Он даже не повернулся, когда она вошла. Однако тот, кто был за бармена, дал Ему знать о присутствии девушки. Тогда Он учтиво поприветствовал её (настолько учтиво, что Лот это показалось отточенным механизмом, позволявшим сдерживать Его вызывающую дерзость, которую иногда она в Нём замечала) и вновь погрузился в музыку. Она подошла поближе и села у стойки на почтительном расстоянии, чтобы не нарушить одиночества, которого Ему, возможно, хотелось. Ведь они не договаривались о встрече. Виделись иногда на работе, где Он в то время появлялся редко. Однако она всё же могла бы влюбиться в Него и там. Но перед этой стойкой, на фоне мелодии «Loverman», в этом мире, где всё виделось через призму кино, на котором были воспитаны девушки её поколения, Он стал для неё самым настоящим персонажем. Героем для будущего романа. То есть намного более живым, а лучше сказать, более реальным, учитывая, насколько сильнее влияют на нас персонажи в сравнении с людьми. Комета часто укрывался здесь, в недрах этого безлюдного бара. Он сидел если не у стойки, то на каменном выступе в тёмном углу, и оттуда, в одиночестве, окутанный клубами дыма, что-то созерцал в тишине. Когда Он устал от «Loverman», зазвучала «A love supreme», но почти сразу музыка прервалась. Тогда Он попросил того, кто был за бармена: «Поставь песню для этой женщины». Нет, «женщина» Он, наверное, не сказал, быть такого не могло, в подобной фразе Он бы никогда не использовал этого слова. Он бы сказал «дама» или «сеньора», и должно быть, так и сделал. Его друг поставил «Sophisticated lady». Наверное, он подумал, что эта песня точно «сработает», что бы там ни должно было «сработать» и какими бы ни были отношения его друга и клиента со вновь прибывшей. Это была известная песня, безупречная в исполнении Билли Холлидей, одна из тех песен, что и в тысячный раз действует на тебя с прежней силой; из тех, что только глухая тетеря может не знать.

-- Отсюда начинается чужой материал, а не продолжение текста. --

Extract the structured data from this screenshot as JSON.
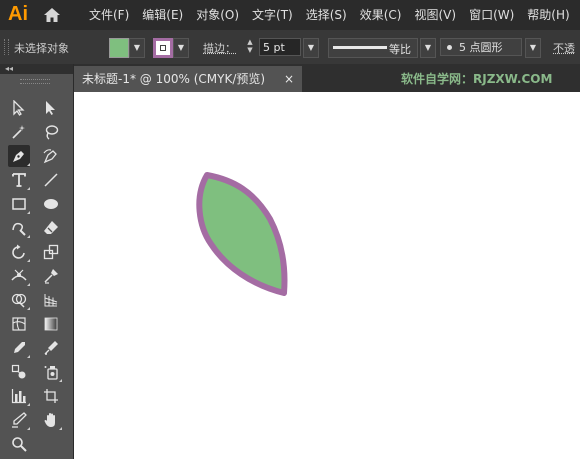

После этой лаконичной просьбы Он вновь уставился в пространство. Она видела Его профиль. И потом, когда она будет думать о Нём, может, из-за того, что Он чаще сидел за стойкой, чем за столом, она будет представлять себе Его профиль. И под звучание фразы этой песни, которую Лот слышала в первый раз, а может, и не в первый, но в любом случае к ней впервые прилипла эта фраза «smoking, drinking, never thinking…». Отказ думать, о котором шла речь в этой строчке глубоко поразил Лот. Поначалу она просто засела у неё в голове, как любая другая навязчивая фраза из песни. Но оказалось, что она прекрасно описывала отношение Кометы ко времени, к самому существованию, к отчаянию и горечи размышлений… Для такого человека, как Он, побег от компромиссов, даже кратковременный, ассоциировался лишь с мгновениями, проведёнными за барной стойкой; только этот предлог и мог Ему позволить вкусить блаженства богов и на секунду забыть о больших и малых человеческих преступлениях, которые вызывали в Нём такое отвращение и которые Ему так трудно было изгнать из своей повседневной жизни.
Позже Лот поймёт, что Билли Холлидей советовала никогда не думать именно о будущем («never thinking of future»). Очень кстати, поскольку это был один из самых интересных уроков, которые Лот усвоит от Него: игнорировать будущее с олимпийским спокойствием, концентрироваться на настоящем, всегда более насыщенном, достигать тем самым, как ни парадоксально примирения с будущим, поскольку Он не ограничивал его ни предположениями, ни проектами, ни попытками предугадать. Жить с Ним означало постоянно стоять на страже настоящего.